Video: Raccoons can leave dangerous droppings

SEATTLE - So you think your raccoon problem is over when you get them to leave your attic, crawl space or back yard?

Maybe not.

Health officials say raccoons establish common places to leave their droppings, and these raccoon latrines can be laced with a nasty parasite.

According to Public Health Seattle-King County, a raccoon latrine in King County is very likely to contain roundworm eggs that can be hazardous to human health.

Urban wildlife trapper John Consolini says he will have to conduct a fairly elaborate checkup of the raccoon latrine left by a group of the animals in a Seattle backyard. He captured seven raccoons in the yard in the last week and expects to catch more.

Consolini pointed out the latrine that follows the fence line in the backyard.

Consolini says King County and other health officials say the most surefire way to get rid of roundworm eggs in soil is to use fire.

So, after stripping away a few inches of topsoil, Consolini will fire up a propane torch and scorch the remaining soil to destroy potentially millions of roundworm eggs.

Pets and other animals can ingest the tiny eggs and develop the same roundworm problem that plagues large numbers of raccoons in King County.
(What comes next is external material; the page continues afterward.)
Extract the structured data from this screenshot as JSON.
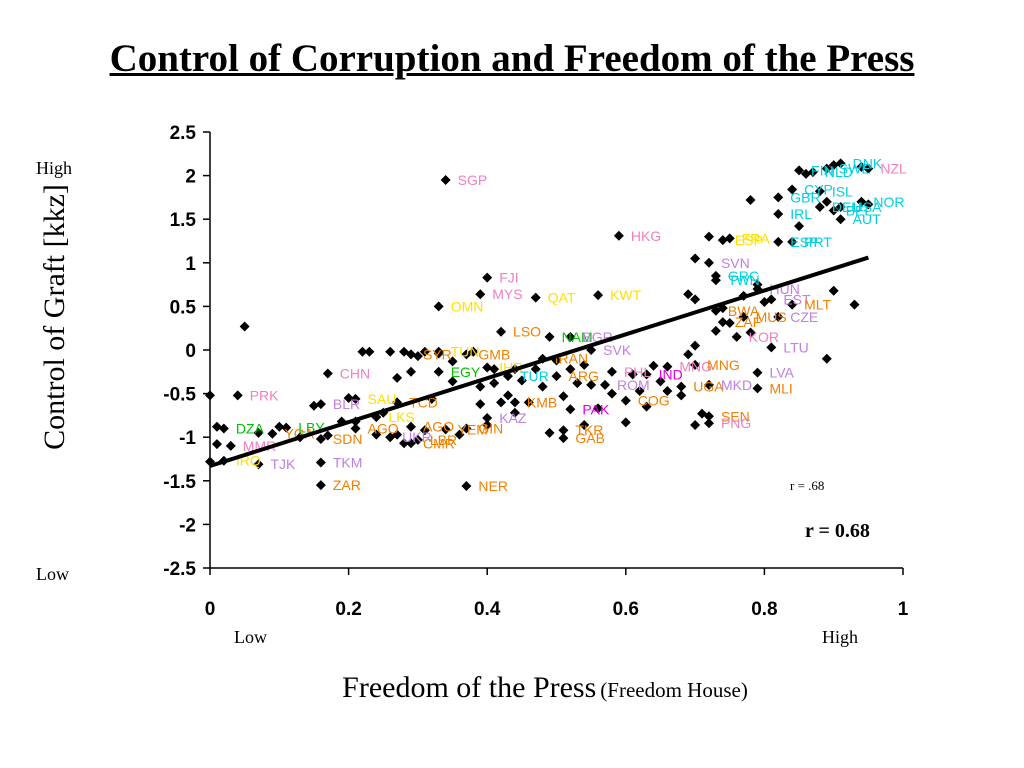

Roundworms invade the intestines before moving through the system and can eventually attack the nervous system leading to blindness and death.

It is even possible for the people to accidentally ingest the eggs.

King County health experts say only 25 cases of serious roundworm disease have been reported in the U.S. since 2003, but because the disease can be so severe, special precautions should be taken when cleaning up raccoon droppings.

The best way to avoid the roundworm problem is to avoid a raccoon problem. Experts suggest you pick up after fruit dropped from trees and any other food source that may attract raccoons.